GM Europe is forming a group to discuss the future of Opel's plant in Antwerp, Belgium and will give details on its restructuring plan after talks are concluded, it said on Monday.

We will naturally examine once again all options for Antwerp and see if there is still a possibility (to keep it open), General Motors Europe President Carl-Peter Forster told reporters in Ruesselsheim on Monday.

Magna and Russian partner Sberbank two weeks ago struck a deal to buy a majority stake of Opel from GM. They plan to cut about a tenth of Opel's workforce of 50,000, half of whom work in Germany, and could close the Antwerp plant that is losing production of the Astra hatchback.

Negotiations over Magna's restructuring plan for Opel will continue on Friday, two sources familiar with the matter said.

The fact that all investors (who bid for Opel including RHJ and Magna) in the end said that Antwerp could not be kept in the long term gives us cause for concern, Forster added.

GM Europe said it would form a working group to deal specifically with the issue of Antwerp as part of restructuring talks that are expected to result in 10,500 job cuts at Opel -- the bulk of which will likely affect the German plants in Bochum and Ruesselsheim.

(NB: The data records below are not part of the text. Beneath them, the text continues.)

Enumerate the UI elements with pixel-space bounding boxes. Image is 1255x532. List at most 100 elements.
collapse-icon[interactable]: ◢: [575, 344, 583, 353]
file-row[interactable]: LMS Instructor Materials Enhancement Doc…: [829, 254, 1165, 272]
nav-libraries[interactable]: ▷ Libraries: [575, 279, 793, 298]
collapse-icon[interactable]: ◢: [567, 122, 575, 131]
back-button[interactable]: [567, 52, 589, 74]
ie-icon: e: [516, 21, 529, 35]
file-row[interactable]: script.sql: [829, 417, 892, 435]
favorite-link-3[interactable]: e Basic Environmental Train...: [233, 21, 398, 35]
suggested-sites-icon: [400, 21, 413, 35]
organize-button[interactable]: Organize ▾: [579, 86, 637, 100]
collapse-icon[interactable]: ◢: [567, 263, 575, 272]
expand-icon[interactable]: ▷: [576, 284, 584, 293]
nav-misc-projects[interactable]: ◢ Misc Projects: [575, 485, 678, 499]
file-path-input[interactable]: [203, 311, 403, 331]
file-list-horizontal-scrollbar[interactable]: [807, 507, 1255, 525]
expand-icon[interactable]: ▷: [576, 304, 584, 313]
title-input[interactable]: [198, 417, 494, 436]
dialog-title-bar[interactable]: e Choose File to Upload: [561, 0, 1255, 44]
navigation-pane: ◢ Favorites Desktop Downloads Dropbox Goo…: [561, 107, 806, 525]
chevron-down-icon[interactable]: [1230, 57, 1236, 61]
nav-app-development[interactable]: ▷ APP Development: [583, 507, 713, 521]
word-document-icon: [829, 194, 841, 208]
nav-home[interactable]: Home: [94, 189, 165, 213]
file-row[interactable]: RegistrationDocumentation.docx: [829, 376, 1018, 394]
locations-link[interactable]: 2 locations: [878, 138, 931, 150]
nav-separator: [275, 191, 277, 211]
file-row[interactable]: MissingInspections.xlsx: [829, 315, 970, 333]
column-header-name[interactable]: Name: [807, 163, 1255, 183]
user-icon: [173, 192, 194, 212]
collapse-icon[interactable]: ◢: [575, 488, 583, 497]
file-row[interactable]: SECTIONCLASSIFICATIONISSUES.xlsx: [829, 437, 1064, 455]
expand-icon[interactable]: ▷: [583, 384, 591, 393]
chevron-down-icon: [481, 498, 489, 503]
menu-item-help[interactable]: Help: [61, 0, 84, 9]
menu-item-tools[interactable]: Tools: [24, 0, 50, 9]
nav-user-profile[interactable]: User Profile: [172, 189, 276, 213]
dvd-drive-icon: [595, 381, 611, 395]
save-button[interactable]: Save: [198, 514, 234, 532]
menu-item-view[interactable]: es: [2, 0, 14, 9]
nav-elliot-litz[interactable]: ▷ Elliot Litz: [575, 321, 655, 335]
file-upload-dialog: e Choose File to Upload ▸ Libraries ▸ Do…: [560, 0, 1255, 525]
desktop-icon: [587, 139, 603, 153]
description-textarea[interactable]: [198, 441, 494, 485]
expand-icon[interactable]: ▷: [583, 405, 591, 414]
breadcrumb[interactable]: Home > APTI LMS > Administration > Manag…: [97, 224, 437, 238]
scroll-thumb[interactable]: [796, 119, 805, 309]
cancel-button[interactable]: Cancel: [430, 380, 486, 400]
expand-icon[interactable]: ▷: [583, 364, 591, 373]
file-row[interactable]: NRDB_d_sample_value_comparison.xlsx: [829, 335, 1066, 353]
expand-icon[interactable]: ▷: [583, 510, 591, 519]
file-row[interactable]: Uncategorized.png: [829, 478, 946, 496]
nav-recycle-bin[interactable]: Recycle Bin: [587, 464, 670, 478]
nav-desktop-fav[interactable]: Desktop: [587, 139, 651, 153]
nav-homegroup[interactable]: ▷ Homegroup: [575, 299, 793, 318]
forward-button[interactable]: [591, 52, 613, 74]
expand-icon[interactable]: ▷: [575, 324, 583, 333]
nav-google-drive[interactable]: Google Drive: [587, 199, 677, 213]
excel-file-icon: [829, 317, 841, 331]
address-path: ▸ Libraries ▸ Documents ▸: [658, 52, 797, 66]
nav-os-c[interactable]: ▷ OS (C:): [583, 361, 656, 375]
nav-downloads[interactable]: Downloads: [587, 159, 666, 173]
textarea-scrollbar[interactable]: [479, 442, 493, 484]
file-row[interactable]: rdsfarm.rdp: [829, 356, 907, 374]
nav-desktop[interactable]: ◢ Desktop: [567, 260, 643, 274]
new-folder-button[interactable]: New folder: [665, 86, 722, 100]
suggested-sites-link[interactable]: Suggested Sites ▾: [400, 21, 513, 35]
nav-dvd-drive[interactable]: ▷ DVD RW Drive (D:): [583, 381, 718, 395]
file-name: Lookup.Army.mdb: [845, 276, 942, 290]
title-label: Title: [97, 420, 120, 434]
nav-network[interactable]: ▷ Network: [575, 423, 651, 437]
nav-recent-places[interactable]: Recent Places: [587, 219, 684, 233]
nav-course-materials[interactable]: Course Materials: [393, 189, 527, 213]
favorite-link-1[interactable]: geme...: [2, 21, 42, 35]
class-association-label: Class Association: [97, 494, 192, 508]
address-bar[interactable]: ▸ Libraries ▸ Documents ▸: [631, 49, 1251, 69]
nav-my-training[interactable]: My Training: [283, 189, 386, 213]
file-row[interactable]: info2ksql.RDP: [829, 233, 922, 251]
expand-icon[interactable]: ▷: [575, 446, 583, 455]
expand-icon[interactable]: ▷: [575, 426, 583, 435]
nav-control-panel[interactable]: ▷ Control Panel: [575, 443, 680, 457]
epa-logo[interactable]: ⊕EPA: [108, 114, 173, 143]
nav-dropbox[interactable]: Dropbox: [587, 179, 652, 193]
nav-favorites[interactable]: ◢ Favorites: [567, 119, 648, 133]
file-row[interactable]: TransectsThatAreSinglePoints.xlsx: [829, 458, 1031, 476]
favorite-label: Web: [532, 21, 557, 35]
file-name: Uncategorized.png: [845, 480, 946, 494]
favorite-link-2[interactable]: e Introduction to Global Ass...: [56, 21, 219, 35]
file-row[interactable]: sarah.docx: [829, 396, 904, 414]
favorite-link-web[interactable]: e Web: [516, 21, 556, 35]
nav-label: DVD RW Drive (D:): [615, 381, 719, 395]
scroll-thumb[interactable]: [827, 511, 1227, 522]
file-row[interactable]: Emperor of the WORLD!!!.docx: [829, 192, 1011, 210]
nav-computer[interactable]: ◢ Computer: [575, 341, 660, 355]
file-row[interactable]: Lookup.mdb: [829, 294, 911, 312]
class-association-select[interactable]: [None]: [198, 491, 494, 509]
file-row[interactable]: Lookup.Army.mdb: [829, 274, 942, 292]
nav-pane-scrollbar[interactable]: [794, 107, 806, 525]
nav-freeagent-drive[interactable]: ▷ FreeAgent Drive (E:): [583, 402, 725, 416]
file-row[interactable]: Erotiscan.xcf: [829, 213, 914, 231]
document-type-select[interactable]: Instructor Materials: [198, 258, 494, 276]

Forster, a top candidate to become chief executive of a new Opel, rebutted a recent report in German magazine Der Spiegel that said Antwerp was more profitable than its rival site in Bochum.

If this was true it could pose a problem for Magna when it seeks regulatory approval from EU competition authorities, because it could be difficult to justify shutting down a more efficient plant while keeping a less efficient one alive.

PLANNED SIGNING

We came to a different calculation and naturally we will share this with the labour representatives, Forster said.

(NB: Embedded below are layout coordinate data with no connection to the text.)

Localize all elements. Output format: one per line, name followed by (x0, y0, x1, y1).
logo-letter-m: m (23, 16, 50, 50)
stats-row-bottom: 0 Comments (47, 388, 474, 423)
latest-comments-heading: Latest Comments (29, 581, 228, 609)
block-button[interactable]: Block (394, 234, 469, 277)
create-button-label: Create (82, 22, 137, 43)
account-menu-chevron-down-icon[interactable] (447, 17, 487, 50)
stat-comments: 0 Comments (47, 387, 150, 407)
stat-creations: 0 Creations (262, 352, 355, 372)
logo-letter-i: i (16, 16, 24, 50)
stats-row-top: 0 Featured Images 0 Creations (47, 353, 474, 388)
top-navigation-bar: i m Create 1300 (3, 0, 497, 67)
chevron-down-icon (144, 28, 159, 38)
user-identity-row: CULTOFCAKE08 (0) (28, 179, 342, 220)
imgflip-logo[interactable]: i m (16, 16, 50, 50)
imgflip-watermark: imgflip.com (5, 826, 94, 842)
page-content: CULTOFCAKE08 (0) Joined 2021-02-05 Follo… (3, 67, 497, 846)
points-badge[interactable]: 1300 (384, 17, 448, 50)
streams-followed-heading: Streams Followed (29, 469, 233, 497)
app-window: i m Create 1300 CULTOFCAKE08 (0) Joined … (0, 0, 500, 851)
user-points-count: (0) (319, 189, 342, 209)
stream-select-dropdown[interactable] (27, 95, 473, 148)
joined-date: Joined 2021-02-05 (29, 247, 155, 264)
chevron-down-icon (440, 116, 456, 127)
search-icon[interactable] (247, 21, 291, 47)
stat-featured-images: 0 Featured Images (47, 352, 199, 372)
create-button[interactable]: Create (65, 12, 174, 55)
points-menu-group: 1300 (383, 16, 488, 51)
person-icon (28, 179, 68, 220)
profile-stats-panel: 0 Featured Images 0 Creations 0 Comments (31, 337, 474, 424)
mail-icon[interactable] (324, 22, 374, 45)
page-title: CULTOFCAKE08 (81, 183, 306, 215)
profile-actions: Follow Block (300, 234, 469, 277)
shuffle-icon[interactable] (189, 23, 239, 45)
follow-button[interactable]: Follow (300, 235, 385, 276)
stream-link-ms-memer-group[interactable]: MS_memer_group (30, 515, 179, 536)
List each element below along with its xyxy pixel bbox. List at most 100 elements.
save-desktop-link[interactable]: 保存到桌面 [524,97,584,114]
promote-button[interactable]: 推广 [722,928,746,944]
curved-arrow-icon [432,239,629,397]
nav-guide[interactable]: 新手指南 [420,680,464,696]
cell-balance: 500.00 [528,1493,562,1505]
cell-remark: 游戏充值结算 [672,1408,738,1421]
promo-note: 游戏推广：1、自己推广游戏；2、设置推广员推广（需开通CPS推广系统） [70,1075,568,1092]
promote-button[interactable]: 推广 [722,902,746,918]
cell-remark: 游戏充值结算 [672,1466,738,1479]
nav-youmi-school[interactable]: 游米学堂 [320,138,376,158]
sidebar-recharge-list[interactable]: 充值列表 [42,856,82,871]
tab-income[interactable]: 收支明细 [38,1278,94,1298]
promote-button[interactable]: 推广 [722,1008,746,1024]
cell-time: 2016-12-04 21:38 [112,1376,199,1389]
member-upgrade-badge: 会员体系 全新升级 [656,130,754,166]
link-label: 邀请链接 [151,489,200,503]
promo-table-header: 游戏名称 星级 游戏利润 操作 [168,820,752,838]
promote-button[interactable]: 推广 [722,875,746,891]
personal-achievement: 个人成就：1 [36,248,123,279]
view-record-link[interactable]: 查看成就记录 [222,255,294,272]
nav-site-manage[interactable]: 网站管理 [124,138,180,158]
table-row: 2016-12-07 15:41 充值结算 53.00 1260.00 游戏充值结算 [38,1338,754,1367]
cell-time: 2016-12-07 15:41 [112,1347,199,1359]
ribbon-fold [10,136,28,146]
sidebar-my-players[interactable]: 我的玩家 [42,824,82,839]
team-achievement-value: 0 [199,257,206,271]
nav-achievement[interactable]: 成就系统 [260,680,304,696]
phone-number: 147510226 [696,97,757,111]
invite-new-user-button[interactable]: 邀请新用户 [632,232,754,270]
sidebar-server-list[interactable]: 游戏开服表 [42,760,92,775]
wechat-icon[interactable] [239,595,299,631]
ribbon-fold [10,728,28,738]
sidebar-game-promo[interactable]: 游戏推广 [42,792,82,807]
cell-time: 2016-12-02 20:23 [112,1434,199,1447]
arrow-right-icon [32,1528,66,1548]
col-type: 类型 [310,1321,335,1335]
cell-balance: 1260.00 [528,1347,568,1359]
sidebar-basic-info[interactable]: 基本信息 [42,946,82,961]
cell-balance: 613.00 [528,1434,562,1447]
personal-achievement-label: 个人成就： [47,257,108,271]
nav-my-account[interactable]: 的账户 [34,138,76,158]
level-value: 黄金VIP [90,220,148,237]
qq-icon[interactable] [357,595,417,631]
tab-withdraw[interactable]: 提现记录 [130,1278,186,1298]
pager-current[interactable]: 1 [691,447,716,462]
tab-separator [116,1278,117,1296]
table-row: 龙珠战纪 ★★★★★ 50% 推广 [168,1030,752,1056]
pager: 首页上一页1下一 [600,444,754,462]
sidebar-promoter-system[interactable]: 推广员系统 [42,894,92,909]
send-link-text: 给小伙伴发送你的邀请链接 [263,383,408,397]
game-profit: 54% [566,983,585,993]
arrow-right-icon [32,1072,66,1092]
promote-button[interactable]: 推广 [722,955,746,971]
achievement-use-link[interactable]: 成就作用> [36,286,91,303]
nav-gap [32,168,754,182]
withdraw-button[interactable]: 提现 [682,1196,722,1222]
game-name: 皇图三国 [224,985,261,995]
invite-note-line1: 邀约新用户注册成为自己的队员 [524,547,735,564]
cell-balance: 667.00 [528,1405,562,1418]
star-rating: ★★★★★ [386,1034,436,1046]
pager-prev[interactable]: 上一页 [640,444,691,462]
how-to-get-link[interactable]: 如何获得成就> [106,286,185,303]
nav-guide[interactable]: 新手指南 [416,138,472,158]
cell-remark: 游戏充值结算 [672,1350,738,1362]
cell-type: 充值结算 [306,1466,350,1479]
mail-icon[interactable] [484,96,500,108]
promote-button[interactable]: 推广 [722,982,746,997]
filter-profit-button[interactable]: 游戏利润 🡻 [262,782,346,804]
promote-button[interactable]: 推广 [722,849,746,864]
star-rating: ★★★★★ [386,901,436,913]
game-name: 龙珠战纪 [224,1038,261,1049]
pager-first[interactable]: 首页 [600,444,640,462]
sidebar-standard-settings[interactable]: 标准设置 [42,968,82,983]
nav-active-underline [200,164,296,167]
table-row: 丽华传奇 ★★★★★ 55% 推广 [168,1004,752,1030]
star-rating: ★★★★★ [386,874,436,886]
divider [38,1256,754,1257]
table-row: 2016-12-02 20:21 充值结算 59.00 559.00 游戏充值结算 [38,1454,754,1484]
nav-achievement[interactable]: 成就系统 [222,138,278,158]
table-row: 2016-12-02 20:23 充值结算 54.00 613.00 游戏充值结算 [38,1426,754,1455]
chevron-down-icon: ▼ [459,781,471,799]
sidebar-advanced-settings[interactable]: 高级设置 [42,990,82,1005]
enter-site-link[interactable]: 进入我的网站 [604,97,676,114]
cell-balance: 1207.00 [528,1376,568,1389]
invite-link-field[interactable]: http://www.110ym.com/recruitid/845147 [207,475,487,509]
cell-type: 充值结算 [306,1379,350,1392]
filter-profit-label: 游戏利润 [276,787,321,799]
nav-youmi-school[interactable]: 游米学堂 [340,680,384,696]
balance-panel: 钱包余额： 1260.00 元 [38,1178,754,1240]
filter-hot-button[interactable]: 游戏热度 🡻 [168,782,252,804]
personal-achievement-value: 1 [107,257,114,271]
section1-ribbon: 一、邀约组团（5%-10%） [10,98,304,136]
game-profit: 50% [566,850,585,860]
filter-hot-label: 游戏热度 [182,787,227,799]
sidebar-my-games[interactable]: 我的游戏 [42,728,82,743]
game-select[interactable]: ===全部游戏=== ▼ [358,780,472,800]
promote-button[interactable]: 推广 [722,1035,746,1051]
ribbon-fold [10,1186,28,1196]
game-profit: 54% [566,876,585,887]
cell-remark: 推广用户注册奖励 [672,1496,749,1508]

Bochum's workforce leader Rainer Einenkel had said on Friday the cost to manufacture a vehicle at his site was 200 euros ($293) lower per car than in Antwerp. [

An initial round of negotiations over Magna's planned restructuring began on Monday between delegates from Opel's workforce and the management of GM and Magna.

All parties have agreed that this (restructuring) plan will be discussed internally. Further information will first follow after the conclusion of the talks, GM Europe said in a statement.

Forster hopes the talks can be wrapped up as quickly as possible since a written pledge by unions to contribute significantly more than 1 billion euros in labour costs is a prerequisite for GM and Magna to sign a deal.

GM CEO Fritz Henderson had said he hopes a signing can happen as early as the beginning of October.

Magna would acquire day to day control over Opel, although it will only be spending some 250 million euros to receive a 27.5 percent stake in the carmaker.